Overall, within the TTM group, there were little fluctuations in the surrogate measures of oxygenation (PEEP, PaO2), ventilation (PaCO2, pH), and lung protective ventilation (ideal VT, dynamic compliance) as illustrated in Figs. 2, 3, and 4.
Among patients who received hypothermia, there was an increase in the aPTT values during hypothermia (Fig. 5). Notably, almost half of these patients received subcutaneous heparin after the aneurysm was secured. Despite this, there was no increase in the development of intracerebral or other hemorrhage; nor were there any statistical differences in the amount of red blood cells or other blood products transfused (Table 3) between groups. In addition, the lowest documented hemoglobin and platelet counts did not differ.
Renal and Liver Function
There were no group differences for the highest documented creatinine during the hospital course, and no patients required dialysis. With regard to indices of liver function, no differences in the highest INR values were observed between groups, nor in the worst values of albumin, bilirubin, alkaline phosphatase, alanine transaminase, or aspartate transaminase, during the hospital course (Table 3).
There were no baseline group differences in systolic or diastolic function (Table 1). Of the 19 TTM patients, one patient developed bradycardia (defined as heart rate <40) on 2 occasions in 1 day but remained hemodynamically unaffected by these episodes. Of note, the patient received two doses of labetalol prior to episodes of bradycardia. One other patient developed Torsades de Pointes on day 13 of hypothermia while receiving 0.45 mcg/kg/min of norepinephrine and 15 mcg/kg/min of dopamine for CPP augmentation for symptomatic vasospasm that responded to magnesium and decrease in pressor doses by half. This same patient had Takotsubo cardiomyopathy and documented episodes of bradycardia prior to hypothermia on admission. The mean QTc prior to hypothermia was 477 (SD 29); it increased to 501 (SD 40) within the first 24 h of hypothermia, then decreased to 476 (SD 33) by day two and remained essentially unchanged throughout the remaining 8 days (Fig. 6).

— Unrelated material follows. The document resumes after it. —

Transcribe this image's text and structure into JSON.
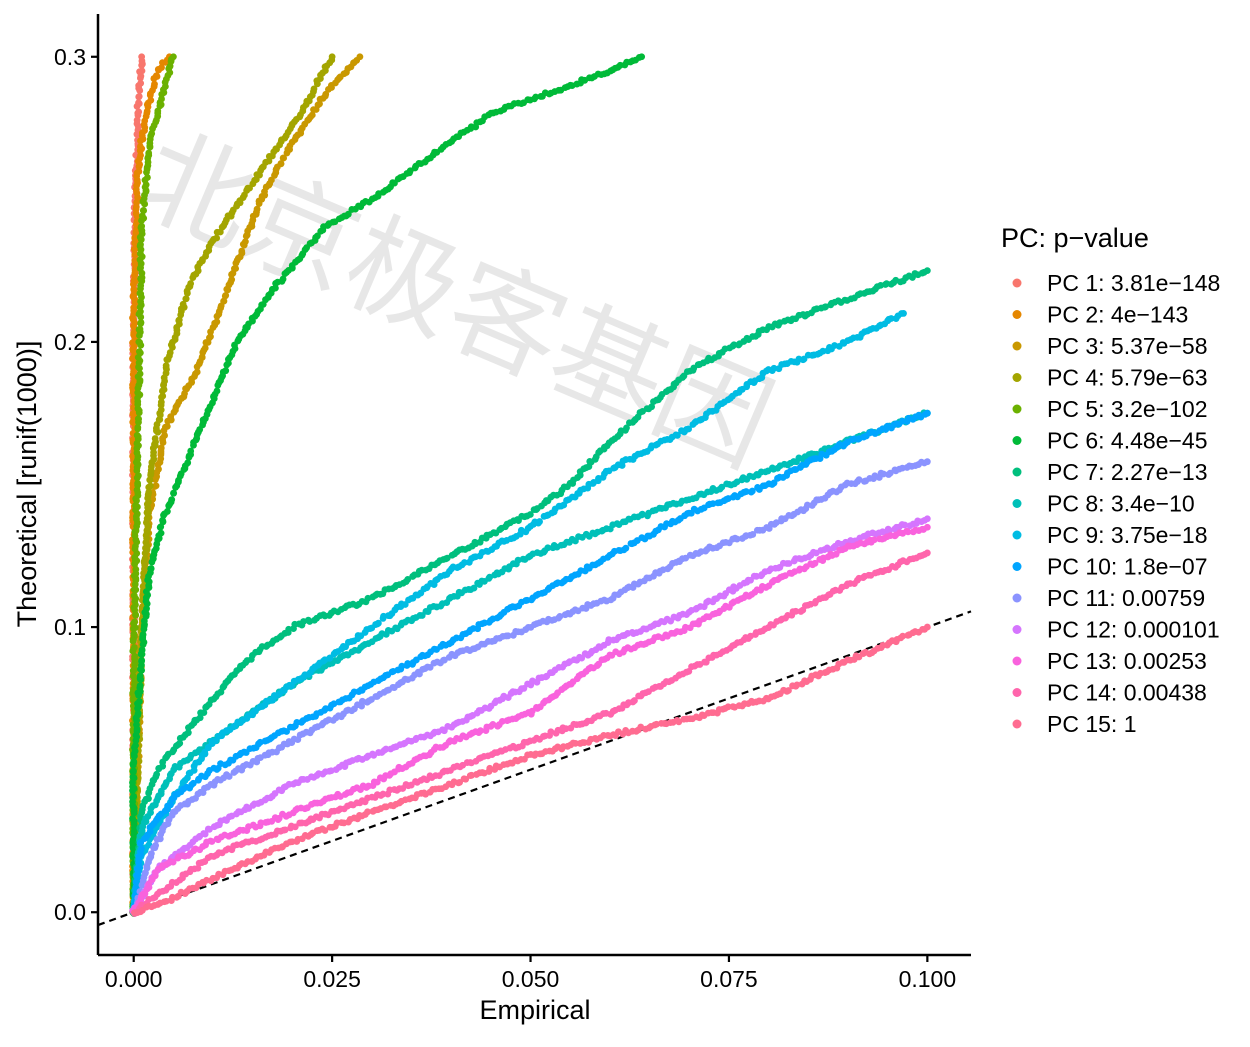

Eighteen patients who had TTM protocol-driven (i.e., scheduled) blood cultures performed (from pre-hypothermia and up to the 10 days of hypothermia) remained with negative cultures, while 2 of the 14 control patients who had blood cultures drawn (up to hospital day 14) on a clinical basis proved to be positive. There were no differences in frequency of positive sputum cultures between groups, 85 % (n = 13) versus 78 % (n = 9) (Table 3).
There were no group differences with regard to the following documented adverse events throughout hospital stay: critical illness myopathy, gastro-intestinal bleed, rebleeding, shock, supraventricular tachycardia, Torsades de Pointes, cardiomyopathy, vasospasm, Terson’s syndrome, dysautonomia, and seizures.